When Colombia’s Bomba Estéreo mixes hip-hop, electronica, and cumbia or when Ondatrópica marries cumbia with dub reggae, jazz, boogaloo, and electronica, these artists are paying homage to their African roots while continuing the tradition of sonic fusion that led to the creation of these very genres.

But no discussion of the African influences in Latin music would be complete without mentioning reggae en español, reggaeton, hip-hop and trap. Reggae en español, as its name suggests, was directly influenced by Jamaican reggae. According to musical lore, the Panamanian descendants of Jamaican laborers who had settled on the isthmus quickly embraced reggae. As Jamaican reggae became all the rage, it was adapted to the local culture so that, by the 1980s, local artists like El General and Nando Boom were creating their own tracks over dancehall riddims but using Spanish-language lyrics. Soon thereafter, reggaeton emerged in Puerto Rico with its characteristic “dembow” beat and its strong hip-hop influences.

In the case of hip-hop, Latinos have played a pivotal role in the genre since its inception. Latino hip-hop pioneers include DJ Charlie Chase of the Cold Crush Brothers and Prince Whipper Whip of Grand Wizard Theodore & The Fantastic Five, both of Nuyorican descent. Over on the West Coast, Mexican American acts like Kid Frost and Cypress Hill were paving the way for future generations of Latino MCs.  Decades later, hip-hop has gone from an underground movement to a global phenomenon, in the process breeding new generations of Spanish-speaking MCs all over Latin America.
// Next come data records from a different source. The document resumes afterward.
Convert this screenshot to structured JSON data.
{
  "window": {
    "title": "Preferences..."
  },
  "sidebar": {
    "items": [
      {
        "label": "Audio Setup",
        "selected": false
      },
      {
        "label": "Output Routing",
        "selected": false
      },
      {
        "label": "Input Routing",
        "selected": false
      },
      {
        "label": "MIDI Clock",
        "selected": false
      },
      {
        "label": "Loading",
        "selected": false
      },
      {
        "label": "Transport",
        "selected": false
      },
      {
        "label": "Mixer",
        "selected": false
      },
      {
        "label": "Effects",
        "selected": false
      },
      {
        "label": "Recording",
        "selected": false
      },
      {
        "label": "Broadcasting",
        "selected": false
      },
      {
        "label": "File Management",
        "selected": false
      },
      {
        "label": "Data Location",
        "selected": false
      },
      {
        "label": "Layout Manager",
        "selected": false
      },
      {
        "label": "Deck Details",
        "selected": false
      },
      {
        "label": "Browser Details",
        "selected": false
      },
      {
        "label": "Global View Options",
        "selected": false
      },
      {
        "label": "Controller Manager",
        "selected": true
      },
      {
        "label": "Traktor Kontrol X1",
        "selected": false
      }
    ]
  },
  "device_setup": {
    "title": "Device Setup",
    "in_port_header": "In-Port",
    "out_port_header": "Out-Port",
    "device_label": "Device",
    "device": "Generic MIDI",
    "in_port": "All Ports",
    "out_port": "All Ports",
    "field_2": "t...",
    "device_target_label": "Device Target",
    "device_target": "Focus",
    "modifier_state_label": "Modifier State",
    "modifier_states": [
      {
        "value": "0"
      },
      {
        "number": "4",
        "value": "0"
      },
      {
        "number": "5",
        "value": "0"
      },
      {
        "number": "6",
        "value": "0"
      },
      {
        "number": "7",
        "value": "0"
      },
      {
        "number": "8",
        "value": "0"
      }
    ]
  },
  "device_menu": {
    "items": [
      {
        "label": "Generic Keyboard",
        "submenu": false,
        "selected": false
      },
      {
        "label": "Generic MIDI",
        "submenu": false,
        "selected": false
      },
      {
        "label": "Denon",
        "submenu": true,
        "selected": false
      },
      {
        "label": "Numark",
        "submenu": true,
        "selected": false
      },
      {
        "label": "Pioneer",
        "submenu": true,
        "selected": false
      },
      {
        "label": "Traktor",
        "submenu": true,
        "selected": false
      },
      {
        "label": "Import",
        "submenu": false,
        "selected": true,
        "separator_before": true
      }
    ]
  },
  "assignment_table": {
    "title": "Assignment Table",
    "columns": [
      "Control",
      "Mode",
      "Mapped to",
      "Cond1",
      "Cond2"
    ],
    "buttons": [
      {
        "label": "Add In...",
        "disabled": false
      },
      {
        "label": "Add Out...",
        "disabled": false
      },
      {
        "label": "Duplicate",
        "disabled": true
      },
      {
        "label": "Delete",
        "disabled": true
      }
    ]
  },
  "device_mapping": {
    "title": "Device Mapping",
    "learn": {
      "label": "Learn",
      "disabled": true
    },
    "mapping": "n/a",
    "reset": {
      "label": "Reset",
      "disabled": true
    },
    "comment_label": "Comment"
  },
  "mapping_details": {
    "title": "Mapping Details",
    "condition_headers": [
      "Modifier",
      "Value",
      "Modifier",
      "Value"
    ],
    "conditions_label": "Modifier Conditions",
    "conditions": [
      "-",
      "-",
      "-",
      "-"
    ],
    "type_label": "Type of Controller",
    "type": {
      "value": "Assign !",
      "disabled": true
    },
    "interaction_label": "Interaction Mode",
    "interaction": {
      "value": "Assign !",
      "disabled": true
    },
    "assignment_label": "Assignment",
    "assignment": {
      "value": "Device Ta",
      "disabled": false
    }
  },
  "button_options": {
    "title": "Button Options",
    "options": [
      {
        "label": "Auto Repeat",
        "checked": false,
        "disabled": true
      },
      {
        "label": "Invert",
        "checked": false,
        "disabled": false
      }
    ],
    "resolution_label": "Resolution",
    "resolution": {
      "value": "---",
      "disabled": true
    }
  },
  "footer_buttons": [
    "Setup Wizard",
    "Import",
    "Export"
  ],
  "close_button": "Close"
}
True to hip-hop’s roots, some Latino MCs such as Residente, Rebecca Lane, and Danay Suarez see the genre as a way to enlighten others, to shed light on social injustices, or to lend a voice to marginalized communities.

“When I was first introduced to Cuba’s underground hip-hop scene, I was fascinated,” says Havana-born singer/rapper Suarez. “I loved that it wasn’t governed by all these musical rules, that you could be as genuine and true to your art form as possible. In three or four minutes, you could design your rhymes so as to convey a coherent message, adapting a smooth flow without your lyrics losing their meaning along the way.”

Like hip-hop, which wouldn’t exist without the art of sampling, most Latin American musical genres wouldn’t exist without the fusion of sounds and cultures. Only by affirming the African roots of these Latin genres can we properly honor our rich ancestry in all of its glorious totality. Pa’lante mi gente—juntos.